Infirme comme je le suis, je me vis toujours enchaînée, incapable du moindre bien, jusqu'au moment où je pris la détermination de ne tenir aucun compte ni du corps ni de la santé. A la vérité, ce que je fais aujourd'hui se réduit encore à bien peu de chose. Mais Dieu m'éclaira sur cet artifice du démon. M'objectait-il la perte de ma santé, je disais . Il importe peu que je meure. Me parlait-il de la perte de mon repos, je lui répondais: Je n'ai plus besoin de repos, mais de croix; et ainsi du reste. Je vis clairement que, malgré des infirmités réelles, je cédais, en bien des circonstances, à la tentation de cet esprit de ténèbres ou à ma propre lâcheté. Par le fait, depuis que je me traite avec moins de soins et de délicatesse, je me porte beaucoup mieux.

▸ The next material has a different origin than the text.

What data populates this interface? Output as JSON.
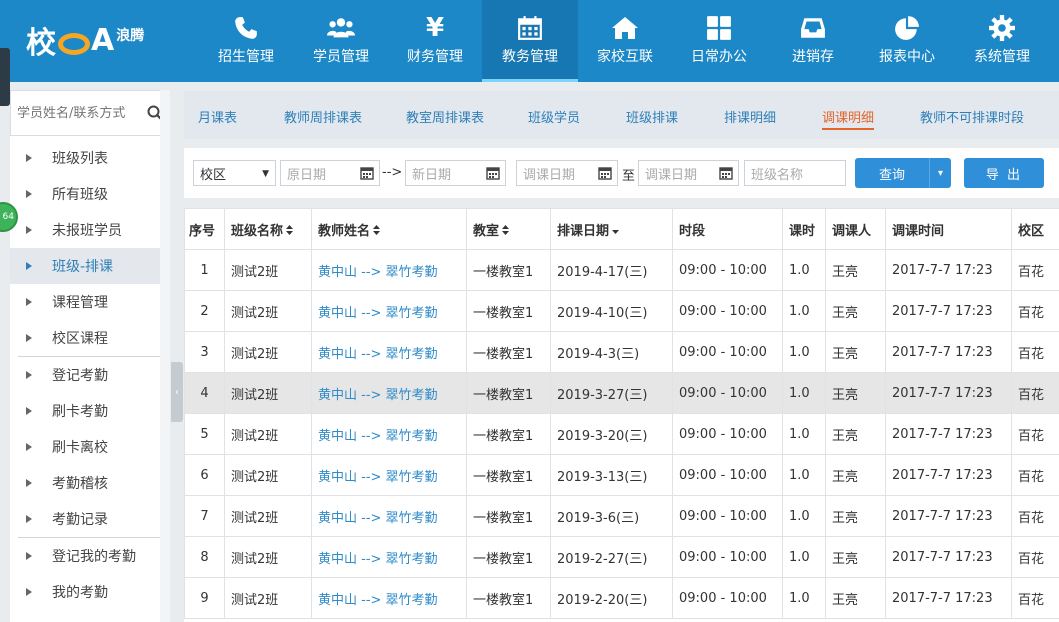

On voit par là combien il est nécessaire aux commençants de dominer toutes ces vaines terreurs de l'imagination. Je les prie de s’en rapporter là-dessus à mon expérience. Puisse mon exemple les instruire! le récit de mes fautes serait de quelque utilité.

Ne pas s'occuper de la perfection des autres

Voici une autre tentation fort ordinaire chez eux. Venant à peine de goûter la douceur et les avantages de la vie spirituelle, ils voudraient sur-le-champ voir tout le monde l'embrasser. Le désir, est bon, mais le, mode de le réaliser pourrait n'être pas exempt d’inconvénient, si l'on n'use d'une sage réserve et de beaucoup d’adresse, afin de ne point paraître faire la leçon aux autres, Pour leur être utile, il faut des vertus très solides; autrement, on leur devient un sujet de tentation. Une expérience personnelle m'a enseigné cette vérité dans le temps où, comme je l'ai dit plus haut, je tâchais de porter quelques personnes à l'oraison. D'un côté, elles m'entendaient dire des choses admirables des avantages qu'on y rencontre, et de l'autre, elles me voyaient fort dénuée de vertus; c'était pour elles, comme elles me l'ont avoué depuis, une tentation et un mystère, et certes à bon droit, vu qu'elles ne pouvaient comprendre comment l'un pouvait s'accorder avec l'autre. En outre, l'opinion favorable qu'elles avaient de moi les empêchait de considérer comme mauvais ce qui l'était en effet, parce qu'elles me le voyaient faire quelquefois.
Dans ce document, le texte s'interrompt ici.